Chalk Nick Easton up as a believer in love at first sight.
The free agent offensive lineman visited the New Orleans Saints last Thursday (March 14), a few days before veteran center Max Unger would announce his retirement, and immediately felt he was in the place he was supposed to be.
The city and the Saints facility made a mark. The team’s reputation for putting a solid offensive line on the field year after year preceded itself, as did the general history of offensive success. The coaching staff’s charisma and knowledge leapt out.
This would be a good place to call home for the next four years. “An awesome fit,” Easton said.
Wednesday (March 20), the Saints officially announced Easton’s signing. He is expected to slide into the position Unger occupied on the New Orleans offensive line for the last four seasons.
Though only six of his 17 career starts have come at center — with most of the other 11 coming at left guard for the Minnesota Vikings — Easton feels that is his most natural position. It is the position he played both in high school and at Harvard University.
With the Saints having established starters at the other four positions of the line, most of Easton’s conversations with the team have placed him at center.

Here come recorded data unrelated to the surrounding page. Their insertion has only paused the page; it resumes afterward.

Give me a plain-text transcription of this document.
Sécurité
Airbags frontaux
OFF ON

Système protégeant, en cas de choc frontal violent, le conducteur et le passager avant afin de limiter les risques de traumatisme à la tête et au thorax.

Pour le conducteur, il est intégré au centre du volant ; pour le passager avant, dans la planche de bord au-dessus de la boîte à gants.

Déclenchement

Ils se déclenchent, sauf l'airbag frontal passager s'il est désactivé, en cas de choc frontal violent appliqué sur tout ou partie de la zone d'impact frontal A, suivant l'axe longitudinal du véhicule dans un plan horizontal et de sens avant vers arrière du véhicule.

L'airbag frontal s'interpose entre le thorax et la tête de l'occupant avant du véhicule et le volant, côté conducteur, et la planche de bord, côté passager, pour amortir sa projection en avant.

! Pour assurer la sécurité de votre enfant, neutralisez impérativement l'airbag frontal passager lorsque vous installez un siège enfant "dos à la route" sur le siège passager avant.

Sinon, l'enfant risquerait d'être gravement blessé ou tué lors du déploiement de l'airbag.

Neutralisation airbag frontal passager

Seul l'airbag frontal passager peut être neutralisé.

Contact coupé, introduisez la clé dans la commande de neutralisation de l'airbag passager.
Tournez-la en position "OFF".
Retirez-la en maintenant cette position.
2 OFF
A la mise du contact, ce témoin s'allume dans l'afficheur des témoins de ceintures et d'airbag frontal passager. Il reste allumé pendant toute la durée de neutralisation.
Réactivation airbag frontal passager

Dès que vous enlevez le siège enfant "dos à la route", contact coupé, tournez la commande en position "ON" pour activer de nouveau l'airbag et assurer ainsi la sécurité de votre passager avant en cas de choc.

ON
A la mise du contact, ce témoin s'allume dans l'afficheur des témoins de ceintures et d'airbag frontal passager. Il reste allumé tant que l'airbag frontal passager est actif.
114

“But I’ve got to get down there first, I’ve got to get a playbook in my hand and shake everybody’s hand first … before we talk about where exactly I’m going to fit in,” Easton said.

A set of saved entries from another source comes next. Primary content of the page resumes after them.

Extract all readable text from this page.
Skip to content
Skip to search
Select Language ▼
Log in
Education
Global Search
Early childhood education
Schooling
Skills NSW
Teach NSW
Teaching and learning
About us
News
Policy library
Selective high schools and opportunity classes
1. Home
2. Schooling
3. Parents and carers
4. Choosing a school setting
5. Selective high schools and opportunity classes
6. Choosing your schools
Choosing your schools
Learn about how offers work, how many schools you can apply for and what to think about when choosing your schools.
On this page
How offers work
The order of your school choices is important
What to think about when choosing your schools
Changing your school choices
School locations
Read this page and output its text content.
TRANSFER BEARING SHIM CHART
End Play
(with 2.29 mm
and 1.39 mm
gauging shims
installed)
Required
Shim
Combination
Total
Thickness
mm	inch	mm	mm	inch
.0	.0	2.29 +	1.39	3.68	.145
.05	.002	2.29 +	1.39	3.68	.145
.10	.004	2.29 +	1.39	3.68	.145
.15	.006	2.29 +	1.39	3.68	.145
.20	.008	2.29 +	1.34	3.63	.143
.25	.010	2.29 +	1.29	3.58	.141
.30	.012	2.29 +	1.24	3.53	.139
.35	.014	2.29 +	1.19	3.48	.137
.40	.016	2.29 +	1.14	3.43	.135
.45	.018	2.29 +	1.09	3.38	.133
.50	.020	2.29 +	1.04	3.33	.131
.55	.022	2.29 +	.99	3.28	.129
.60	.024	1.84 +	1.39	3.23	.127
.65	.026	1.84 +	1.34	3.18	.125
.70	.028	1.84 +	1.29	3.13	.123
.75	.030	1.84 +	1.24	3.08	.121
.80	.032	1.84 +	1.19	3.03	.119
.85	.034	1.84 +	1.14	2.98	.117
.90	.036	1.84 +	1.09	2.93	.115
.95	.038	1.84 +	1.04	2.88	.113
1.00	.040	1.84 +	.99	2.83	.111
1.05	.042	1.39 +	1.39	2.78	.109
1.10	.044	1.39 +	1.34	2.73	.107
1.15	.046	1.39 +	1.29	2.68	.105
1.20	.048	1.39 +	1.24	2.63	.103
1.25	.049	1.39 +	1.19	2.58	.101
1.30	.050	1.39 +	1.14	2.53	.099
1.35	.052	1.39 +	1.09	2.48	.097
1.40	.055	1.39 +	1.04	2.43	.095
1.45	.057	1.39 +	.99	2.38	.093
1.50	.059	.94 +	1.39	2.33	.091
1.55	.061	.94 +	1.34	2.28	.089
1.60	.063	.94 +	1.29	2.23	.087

Easton has not played in an NFL game since December 2017, when his second season with the Vikings ended prematurely with a fractured ankle. A bulging disc in his neck forced him to spend the entirety of the 2018 season on injured reserve.
He said he has since recovered from the neck injury, having clearly passed a Saints physical to make the signing official. The goal throughout his process coming back from the injury was to be cleared before the start of free agency, and Easton said he hit that mark “head on” a few weeks before the signing period opened.

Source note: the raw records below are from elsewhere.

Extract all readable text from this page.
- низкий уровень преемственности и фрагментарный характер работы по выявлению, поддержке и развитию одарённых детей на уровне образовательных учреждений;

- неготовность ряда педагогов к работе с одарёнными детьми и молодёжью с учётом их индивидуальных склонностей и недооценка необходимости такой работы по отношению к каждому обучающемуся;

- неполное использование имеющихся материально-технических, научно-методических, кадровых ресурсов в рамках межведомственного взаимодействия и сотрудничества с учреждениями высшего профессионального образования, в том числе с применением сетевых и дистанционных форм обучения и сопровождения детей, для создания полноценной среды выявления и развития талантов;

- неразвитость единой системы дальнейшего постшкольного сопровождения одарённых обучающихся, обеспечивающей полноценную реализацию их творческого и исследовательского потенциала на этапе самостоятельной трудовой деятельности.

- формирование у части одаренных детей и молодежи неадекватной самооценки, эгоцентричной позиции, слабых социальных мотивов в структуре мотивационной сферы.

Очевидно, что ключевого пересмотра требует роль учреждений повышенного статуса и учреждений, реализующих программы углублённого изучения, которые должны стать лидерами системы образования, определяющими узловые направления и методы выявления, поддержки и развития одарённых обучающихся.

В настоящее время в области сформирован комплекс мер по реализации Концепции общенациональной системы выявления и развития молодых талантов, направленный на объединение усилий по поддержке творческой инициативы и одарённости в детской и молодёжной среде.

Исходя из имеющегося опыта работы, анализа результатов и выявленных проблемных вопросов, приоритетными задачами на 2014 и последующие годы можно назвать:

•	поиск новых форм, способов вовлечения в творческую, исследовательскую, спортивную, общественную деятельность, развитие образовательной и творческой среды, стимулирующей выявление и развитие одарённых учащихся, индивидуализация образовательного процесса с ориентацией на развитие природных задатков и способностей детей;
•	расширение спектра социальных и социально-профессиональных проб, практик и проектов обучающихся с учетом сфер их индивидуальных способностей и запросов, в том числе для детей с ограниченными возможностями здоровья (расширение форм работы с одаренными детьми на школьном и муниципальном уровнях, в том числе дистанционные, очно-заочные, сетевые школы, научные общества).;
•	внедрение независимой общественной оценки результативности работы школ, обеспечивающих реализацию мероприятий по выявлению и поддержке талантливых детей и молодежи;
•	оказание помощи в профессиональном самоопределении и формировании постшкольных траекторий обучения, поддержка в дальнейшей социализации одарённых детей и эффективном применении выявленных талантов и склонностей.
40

“I feel really good,” Easton said. “It was definitely a long road to recovery for that, but this game’s got a lot of highs and lows and it’s feeling good to come back up to the top now.”
Now that he is officially a member of the Saints, he is looking forward to establishing a relationship with quarterback Drew Brees, whom Easton called “a legend.” Easton already has a rapport with No. 2 Teddy Bridgewater, having snapped the ball to Bridgewater while they were teammates in Minnesota.
Easton is also eagerly anticipating getting to work with an offensive line that saw every member of the starting five either earn Pro Bowl or All-Pro honors last season.
“You see the guys and the production that they have, it’s pretty obvious that is a huge selling point for this team,” Easton said.
The official signing prompted a change to Easton’s Wikipedia page, which now lists him as a member of the Saints. That, by the way, is only mentioned as a way to get to one of the more colorful aspects of the page.
The last sentence of the “Early years” section of Easton’s Wikipedia page reads as follows: “Nearly all of Easton’s athletic success can be attributed to the mental toughness he was forced to develop after being dominated for many years in driveway basketball by elder brother, Jon Easton.”
Easton laughed at the reference when it was brought on in a teleconference Wednesday. That addition was made by his brother at least as long ago as August 2017, when it was referenced in a Minneapolis Star-Tribune article.
The Harvard graduate used it as a cautionary tale for any scholars who may use the site as a reference.
“Let that be a lesson to all the teachers and everybody else out there, the students who are writing papers, that Wikipedia may not be a credible source,” Easton said. “… (Jon Easton) actually told me at Thanksgiving this year that it’s been in there so long that I don’t think you can edit it out if you wanted to. It’s there to stay.”